Without looking up David began, “We’ll move back down to Uyaraluk’s camp tomorrow. I want to hunt with him for a while. He knows where the caribou go in the Fall. Maybe we’ll hunt seals together this winter.”
Qajaq said nothing. She raised her eyebrows slightly in acknowledgement, that was all. It would do them both to move away from these memories. It would be good to follow Uyaraluk for a while. To go to a new place, perhaps further west. Uyaraluk had mentioned once that he had never heard about people going hungry until he began to fish with the Ukti’miut. In his opinion this river they were on was a place of troubles and the sea where it ended was worse.
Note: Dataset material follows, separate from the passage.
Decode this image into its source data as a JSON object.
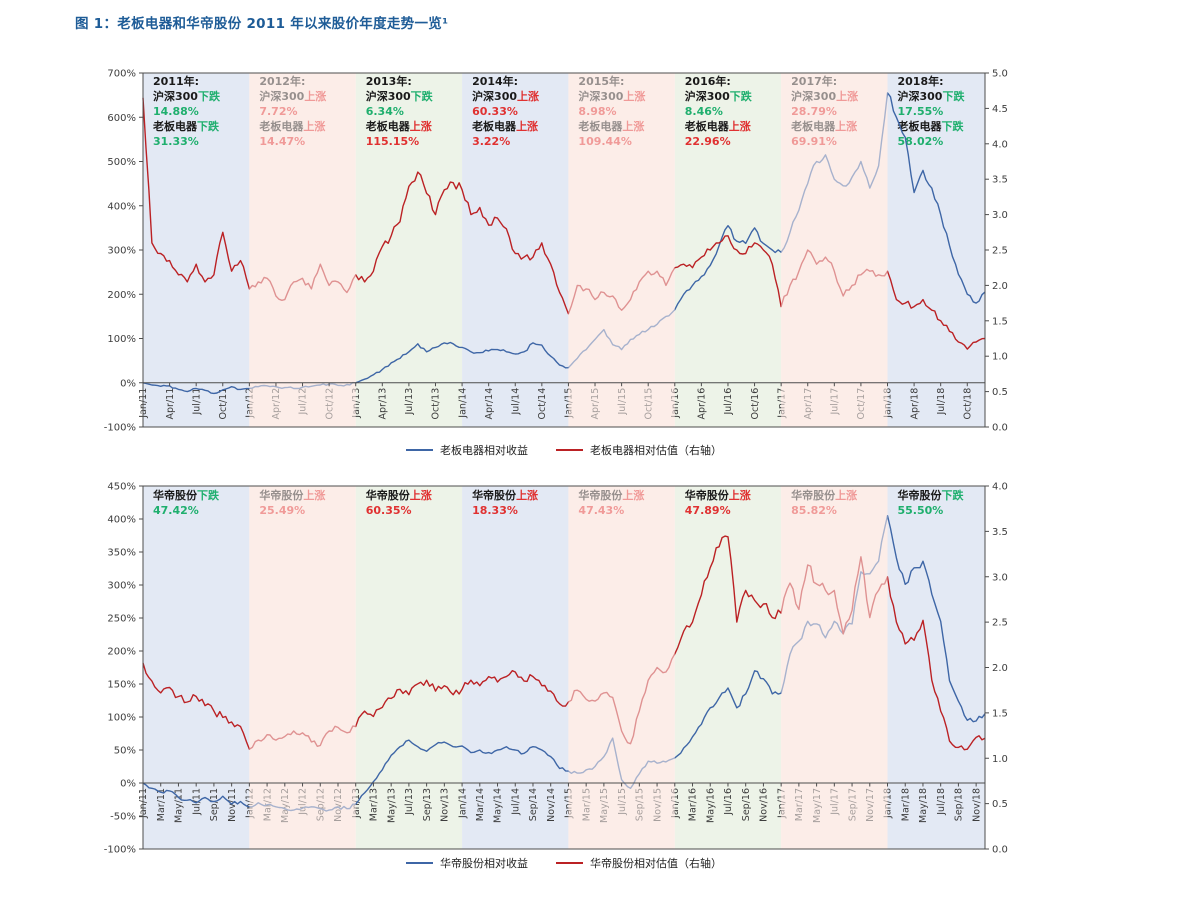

People were always dying there, fighting and behaving in ways which were bad for people. It would be good to go to his land for a while, if only to see what it was really like.
Ilatisak picked up the bowl of fish remains and the sealskin used as a cutting surface, crawled out of the tent and walked down the slope to the river. He slowly began to wash out the bowl. It was made of copper sheet, sheeting taken from the wreck of the Erebus. His mind slowly formed a picture of the man who had taught him how to shape this soft metal into useful objects like the bowl in his hand. He saw the older man’s knarled hands, his kindly bearded face, the much dented, wooded bench he had worked on all that winter in the candle lit confines of the ship. David had not thought of this man for a long time and it surprised him how clearly he could picture the scene. He tried to think of the man’s name, but it would not come to him. David swirled some river water in the bowl to give it a final rinse, then suddenly stopped. The swirling water was too vivid, even for him. He pictured once again his son in the water of the river, too far to reach, moving down into the rapids, being swirled to his death in the fury of the falls below. How had that happened so fast? Again, as they had been doing since the accident, his eyes filled with tears and he raised his hand to rub them off his face. His eldest son was gone. The river had taken him. That was all. Life must go on as it always did. Life was hard, it gave and it took away. One must move with it, not fight back, not change what would happen. David took the copper bowl and threw it out into the current. It’s lip caught a bit of water, but then landed upright and sailed with the current into the first of the foaming rapid where it disappeared for good.
He finished washing the sealskin with some loose snow then dropped it outside the tent to dry in the sunshine and went to look for Kudluk. He would tell him about moving to Uyaraluk’s. It wasn’t good to be alone for long in troubled times like these.